Hi,
I'm a 28 years old man living in Sweden. I'm in a very confusing situation, and I need your help.
I started a relationship 2 years ago. In the first couple of months we were more sex partners and it was what I wanted initially. Eventually it got more serious and everyone knew her as my girl friend. We had a very beautiful relationship, for 1 year and half. Spending all of our free time together, having fun, going out, etc. During that period, I have been reminding her that this relation even-though very healthy, but it's not gonna stand forever. In fact, I did not want her to love me because I didn't have the feeling to stand with her forever.
5 months ago we had our first fight. The real problem was that she wanted to know what's gonna happen in future and if I want to marry her or not. I managed to convince her that our relation is only a friendship. But I started to think about marrying her. During this time I tested her in different ways to realize if she is the person I want to live with the rest of my life or not. But she failed in some of my tests (she did not know I'm testing her!).

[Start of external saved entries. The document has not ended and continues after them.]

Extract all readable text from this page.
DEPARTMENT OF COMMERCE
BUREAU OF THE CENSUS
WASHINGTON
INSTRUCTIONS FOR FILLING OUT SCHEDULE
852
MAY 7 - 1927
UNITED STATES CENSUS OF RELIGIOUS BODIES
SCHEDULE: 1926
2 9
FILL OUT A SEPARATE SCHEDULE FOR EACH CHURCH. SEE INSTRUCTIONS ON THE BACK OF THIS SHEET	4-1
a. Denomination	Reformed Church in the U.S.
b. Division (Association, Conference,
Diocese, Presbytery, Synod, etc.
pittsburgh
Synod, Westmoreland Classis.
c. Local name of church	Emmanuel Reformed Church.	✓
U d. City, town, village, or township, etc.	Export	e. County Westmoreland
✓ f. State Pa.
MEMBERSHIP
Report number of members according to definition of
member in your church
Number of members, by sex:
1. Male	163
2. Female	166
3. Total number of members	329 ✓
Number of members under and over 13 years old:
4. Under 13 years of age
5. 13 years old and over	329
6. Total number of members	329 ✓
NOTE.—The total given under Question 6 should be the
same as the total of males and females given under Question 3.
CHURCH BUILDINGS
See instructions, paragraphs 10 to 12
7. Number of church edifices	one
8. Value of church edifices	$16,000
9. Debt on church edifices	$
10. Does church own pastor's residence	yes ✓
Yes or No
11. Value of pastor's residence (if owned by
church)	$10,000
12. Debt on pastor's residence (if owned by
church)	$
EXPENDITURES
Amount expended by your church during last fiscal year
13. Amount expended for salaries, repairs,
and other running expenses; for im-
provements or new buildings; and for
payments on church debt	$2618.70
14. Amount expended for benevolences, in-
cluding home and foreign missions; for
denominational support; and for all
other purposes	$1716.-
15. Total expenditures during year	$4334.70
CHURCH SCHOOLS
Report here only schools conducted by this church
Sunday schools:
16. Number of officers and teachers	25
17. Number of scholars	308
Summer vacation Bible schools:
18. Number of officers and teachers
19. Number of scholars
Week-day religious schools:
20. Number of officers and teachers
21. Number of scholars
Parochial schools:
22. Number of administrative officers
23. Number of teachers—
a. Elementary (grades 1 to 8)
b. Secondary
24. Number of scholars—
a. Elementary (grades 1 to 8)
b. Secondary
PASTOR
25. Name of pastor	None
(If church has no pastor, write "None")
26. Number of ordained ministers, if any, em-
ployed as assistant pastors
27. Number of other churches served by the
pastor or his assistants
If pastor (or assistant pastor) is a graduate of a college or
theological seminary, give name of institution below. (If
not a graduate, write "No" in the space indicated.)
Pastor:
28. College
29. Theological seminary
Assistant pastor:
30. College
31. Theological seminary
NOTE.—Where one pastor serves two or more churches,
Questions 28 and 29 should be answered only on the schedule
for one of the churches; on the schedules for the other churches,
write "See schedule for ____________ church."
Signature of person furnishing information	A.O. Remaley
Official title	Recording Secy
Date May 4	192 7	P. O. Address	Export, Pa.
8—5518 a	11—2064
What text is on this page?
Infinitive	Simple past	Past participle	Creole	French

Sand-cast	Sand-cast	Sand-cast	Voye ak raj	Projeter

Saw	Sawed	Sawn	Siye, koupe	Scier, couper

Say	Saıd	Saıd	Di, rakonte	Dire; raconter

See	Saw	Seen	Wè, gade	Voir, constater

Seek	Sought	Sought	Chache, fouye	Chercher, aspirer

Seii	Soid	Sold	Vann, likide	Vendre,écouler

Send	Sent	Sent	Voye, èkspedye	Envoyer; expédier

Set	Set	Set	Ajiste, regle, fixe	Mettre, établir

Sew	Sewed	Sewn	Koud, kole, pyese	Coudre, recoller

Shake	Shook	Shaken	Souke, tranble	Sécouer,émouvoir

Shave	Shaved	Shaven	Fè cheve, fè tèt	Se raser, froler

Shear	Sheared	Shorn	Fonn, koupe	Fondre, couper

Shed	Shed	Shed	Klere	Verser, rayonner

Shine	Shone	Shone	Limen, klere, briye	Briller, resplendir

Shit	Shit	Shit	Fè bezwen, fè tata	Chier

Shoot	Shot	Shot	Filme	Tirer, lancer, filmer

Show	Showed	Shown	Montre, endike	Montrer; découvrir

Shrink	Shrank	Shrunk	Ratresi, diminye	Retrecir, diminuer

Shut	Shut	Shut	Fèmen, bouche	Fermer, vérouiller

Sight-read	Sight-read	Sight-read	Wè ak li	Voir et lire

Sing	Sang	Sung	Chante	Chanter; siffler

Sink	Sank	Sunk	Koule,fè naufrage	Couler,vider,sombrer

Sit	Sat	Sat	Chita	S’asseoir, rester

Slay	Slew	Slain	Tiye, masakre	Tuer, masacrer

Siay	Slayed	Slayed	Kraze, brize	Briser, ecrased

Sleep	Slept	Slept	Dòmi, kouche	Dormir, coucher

2 months ago, we had a fight and I told her that I have been thinking about marriage and decided not to marry her and we broke up. She seems to be very surprises that I was thinking about marriage!
After break up, I went on a long vacation until last week. Tonight, I met her for dinner. She started to cry saying how much she loves me and misses me. she said that she has done everything on purpose to make me break up because she was tired of not knowing what's gonna happen in future. She insisted that it was her fault, and she wants me back.
I really like her, but I'm not sure if I love her. I can not understand if I miss her is because of my loneliness, or because of I love her. I saw someone with similar situation asking the same question in a forum. Some others have responded that since he wonders he does not love the girl, if he had loved her wouldn't have asked in the forum!!
I'm very confused now. I do not know if I should continue this relation, or looking for new relations.
Any advice is very much appreciated.